Multifactor authentication adds an extra layer of security to your accounts so that even if somebody knows your password, they won’t be able to log in.
This is an area where browser-based password managers fall short. 1Password Families offers multifactor authentication, and in fact it requires a secret key in addition to your password when you log in from a new device.
With browser-based password managers, it’s a little more complicated. Browsers may allow you to set up multifactor authentication for your account, but can also allow some functionality without an account. Chrome, for example, allows you to save your passwords in the browser locally without a password. That is not ideal from a security point of view. However, you can set up multifactor authentication on your Google account.
Are Browser Password Managers Easy to Set Up and Use?
It can be very quick and easy to get started with a browser password manager than a standalone product. For example, Safari’s password manager is enabled by default.

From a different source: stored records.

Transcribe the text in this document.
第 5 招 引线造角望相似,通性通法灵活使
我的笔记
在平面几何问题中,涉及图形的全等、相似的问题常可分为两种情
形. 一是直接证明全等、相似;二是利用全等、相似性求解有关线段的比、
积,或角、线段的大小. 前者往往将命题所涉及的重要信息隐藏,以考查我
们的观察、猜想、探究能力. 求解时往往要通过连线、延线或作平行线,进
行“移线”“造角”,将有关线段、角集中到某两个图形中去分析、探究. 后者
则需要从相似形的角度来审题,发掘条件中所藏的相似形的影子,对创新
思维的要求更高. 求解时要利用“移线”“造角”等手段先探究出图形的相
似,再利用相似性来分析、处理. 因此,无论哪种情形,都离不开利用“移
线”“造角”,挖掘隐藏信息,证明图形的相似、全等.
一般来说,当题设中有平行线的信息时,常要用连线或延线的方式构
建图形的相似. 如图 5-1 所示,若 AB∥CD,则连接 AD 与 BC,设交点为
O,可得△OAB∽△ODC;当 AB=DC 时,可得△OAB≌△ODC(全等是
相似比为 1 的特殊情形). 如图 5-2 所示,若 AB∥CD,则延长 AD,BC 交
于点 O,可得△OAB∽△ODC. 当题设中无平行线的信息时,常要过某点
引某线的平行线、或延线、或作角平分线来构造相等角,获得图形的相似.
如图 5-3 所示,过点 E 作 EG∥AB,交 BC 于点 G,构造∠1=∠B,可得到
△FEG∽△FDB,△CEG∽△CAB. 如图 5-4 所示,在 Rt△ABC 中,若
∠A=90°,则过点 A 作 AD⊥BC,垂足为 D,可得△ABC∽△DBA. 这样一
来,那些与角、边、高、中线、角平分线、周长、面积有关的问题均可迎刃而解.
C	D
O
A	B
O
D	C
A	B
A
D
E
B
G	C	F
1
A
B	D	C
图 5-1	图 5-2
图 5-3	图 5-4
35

It will prompt you automatically when you log in to a website, asking if you want to save the password. In contrast, standalone password managers like 1Password require some additional setup: signing up for an account, setting a primary password, adding browser extensions, etc. However, once it’s set up, syncing between apps and devices will likely be easier with a standalone service such as 1Password, especially if you use different types of apps and devices—for example, if you use Safari on your iPhone and Firefox on your laptop or desktop computer, or if you use Chrome on your Android phone but the Brave browser on your laptop.
Do Browser Password Managers Let You Store Other Data?
1Password allows you to store not just passwords and product keys, but also notes, documents, images, and other files. That could include a photo of your passport, or a PDF of a healthcare proxy form. Browser-based managers may also allow you to store some information beyond passwords. For example, Chrome allows you to store payment information and addresses.
How Can You Make Password Managers Even More Secure?
First, it’s always a good idea to use a password to log in to your computer, phone, and other devices, to protect not just any passwords that may be stored on your browser but anything else you happen to have on there.
Regardless of where you store your passwords, make sure you wipe your computer first before you sell it or otherwise dispose of it.